English pirate (died 1716)

Captain Samuel Burgess was a member of Captain William Kidd's crew in 1690 when the Blessed William was seized by Robert Culliford and some of the crew, with William May named as captain.

In 1693, Edward Coates became captain and Burgess left the ship and went to New York City. He arrived in April, bought a house and took on a job with Frederick Philipse, New York's wealthiest merchant. Over the next few years Burgess made many profitable voyages to Madagascar selling supplies and guns to pirates in exchange for gold and slaves.

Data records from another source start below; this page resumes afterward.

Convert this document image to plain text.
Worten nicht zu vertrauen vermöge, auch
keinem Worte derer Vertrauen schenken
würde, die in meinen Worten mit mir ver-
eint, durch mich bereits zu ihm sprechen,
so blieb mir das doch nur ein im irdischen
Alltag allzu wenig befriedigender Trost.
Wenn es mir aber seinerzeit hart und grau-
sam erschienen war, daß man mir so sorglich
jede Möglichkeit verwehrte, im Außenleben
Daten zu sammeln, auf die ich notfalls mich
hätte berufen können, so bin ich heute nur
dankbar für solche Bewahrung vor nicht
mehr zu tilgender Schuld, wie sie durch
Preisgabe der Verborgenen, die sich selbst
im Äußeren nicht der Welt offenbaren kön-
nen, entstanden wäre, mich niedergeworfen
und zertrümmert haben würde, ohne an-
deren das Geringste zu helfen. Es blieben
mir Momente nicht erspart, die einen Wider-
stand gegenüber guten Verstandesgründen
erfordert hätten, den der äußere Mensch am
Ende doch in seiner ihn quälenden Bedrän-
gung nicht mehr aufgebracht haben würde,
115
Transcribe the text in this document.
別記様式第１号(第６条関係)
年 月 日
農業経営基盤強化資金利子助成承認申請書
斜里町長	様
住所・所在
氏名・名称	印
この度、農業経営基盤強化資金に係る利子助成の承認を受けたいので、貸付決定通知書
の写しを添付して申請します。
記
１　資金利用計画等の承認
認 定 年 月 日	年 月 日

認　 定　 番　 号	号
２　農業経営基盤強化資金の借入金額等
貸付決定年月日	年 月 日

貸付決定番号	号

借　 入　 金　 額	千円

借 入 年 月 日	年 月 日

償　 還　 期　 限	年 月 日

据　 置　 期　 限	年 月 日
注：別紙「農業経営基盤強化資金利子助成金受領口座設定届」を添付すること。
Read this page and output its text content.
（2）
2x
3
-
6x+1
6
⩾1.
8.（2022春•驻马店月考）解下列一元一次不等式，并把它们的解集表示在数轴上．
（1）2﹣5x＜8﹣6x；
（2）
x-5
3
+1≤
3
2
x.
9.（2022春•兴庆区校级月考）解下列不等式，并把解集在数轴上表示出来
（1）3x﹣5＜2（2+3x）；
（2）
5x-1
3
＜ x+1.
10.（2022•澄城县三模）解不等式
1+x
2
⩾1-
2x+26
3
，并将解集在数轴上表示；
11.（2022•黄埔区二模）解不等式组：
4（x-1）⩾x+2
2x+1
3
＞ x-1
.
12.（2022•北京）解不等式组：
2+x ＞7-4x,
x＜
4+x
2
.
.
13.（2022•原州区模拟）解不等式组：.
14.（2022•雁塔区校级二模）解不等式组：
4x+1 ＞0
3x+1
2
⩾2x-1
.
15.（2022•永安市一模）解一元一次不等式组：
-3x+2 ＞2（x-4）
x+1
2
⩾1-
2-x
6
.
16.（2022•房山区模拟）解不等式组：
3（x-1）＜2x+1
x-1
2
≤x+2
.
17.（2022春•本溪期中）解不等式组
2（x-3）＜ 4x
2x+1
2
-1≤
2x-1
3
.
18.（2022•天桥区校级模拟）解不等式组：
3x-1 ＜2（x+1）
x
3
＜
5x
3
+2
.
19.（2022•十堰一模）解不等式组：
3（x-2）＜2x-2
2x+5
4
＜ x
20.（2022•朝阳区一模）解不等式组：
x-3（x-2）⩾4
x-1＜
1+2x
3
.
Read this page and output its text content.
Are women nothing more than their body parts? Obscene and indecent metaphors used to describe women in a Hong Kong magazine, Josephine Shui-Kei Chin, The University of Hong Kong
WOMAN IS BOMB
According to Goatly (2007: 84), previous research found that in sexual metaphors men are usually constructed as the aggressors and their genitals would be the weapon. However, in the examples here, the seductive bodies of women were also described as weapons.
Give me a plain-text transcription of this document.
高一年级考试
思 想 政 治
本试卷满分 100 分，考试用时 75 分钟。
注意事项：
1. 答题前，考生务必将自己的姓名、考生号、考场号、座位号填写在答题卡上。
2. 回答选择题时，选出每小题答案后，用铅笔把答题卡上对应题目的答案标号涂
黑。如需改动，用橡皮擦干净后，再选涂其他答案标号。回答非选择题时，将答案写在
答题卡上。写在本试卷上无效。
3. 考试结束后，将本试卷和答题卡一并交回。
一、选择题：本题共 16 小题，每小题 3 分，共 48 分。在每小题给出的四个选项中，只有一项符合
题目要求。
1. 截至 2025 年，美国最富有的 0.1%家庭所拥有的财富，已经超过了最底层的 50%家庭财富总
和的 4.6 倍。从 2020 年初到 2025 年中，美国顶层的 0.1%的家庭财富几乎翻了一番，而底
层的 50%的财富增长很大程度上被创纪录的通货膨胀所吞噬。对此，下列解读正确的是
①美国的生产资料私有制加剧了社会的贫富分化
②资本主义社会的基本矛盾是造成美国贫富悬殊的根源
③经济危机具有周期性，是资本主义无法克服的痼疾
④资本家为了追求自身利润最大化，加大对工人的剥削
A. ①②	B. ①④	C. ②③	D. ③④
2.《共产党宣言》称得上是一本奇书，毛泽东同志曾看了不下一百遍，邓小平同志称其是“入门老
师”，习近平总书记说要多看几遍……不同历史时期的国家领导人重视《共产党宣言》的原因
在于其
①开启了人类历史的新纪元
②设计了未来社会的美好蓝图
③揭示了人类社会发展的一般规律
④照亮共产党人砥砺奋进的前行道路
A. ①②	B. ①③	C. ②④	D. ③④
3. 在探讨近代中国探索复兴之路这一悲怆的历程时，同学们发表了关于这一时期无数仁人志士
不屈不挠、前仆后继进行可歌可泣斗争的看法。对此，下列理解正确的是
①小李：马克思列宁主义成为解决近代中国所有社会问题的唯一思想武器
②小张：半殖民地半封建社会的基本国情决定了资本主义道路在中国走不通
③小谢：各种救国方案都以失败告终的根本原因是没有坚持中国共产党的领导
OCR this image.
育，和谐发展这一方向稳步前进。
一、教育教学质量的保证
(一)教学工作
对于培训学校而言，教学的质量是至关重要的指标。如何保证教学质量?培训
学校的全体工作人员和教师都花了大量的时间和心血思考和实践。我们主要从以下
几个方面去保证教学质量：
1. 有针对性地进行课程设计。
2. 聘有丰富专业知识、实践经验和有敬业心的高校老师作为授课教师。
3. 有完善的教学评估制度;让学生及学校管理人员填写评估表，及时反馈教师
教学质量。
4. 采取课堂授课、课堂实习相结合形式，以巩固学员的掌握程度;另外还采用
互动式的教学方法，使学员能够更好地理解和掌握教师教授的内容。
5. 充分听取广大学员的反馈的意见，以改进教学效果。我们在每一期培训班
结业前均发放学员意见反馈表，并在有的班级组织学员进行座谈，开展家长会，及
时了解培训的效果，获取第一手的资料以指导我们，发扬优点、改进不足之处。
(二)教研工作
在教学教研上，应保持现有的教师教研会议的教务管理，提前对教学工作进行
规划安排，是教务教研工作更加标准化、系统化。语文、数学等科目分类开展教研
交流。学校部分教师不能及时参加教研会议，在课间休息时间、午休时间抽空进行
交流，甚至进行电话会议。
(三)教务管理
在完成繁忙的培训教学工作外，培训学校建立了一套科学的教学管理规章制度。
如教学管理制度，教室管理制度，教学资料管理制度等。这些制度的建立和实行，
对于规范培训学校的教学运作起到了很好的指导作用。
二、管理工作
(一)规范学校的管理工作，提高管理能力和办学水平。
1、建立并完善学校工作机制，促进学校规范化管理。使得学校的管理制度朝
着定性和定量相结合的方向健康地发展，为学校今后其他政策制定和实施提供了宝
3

Around September 1699, Burgess was in command of the Margaret. Near Saint Mary's Island he ran into a British squadron under Thomas Warren. Pirates there (including Dirk Chivers) accepted an offer of pardon for any piratical activities from Warren, and about 20 of them bought passage home on the Margaret. Burgess sailed to Cape Town, South Africa; by December he reached his destination. Captain Lowth of the East India Company, seized Burgess' ship and took it to Bombay. Lowth also took its treasure and slaves. The owners of the Margaret brought suit against the East India Company and Burgess was taken to London around 1701 and accused of piracy. With Captain Robert Culliford's testimony, Burgess was convicted. Eventually he secured a pardon for his crimes and signed aboard a privateer, sailing for the Pacific.

Burgess then became first mate aboard the Neptune and went to Madagascar to trade liquor for slaves. When a sudden storm wrecked the pirates' ships, Burgess helped John Halsey seize the Neptune. Burgess was made Quartermaster but lost it soon after, when Captain Halsey died . After losing his position, Burgess stayed at Madagascar, dealing in slaves with David Williams. Supposedly, following an argument concerning prices with a black chief, Burgess died of poison, presumably at the chief's hand.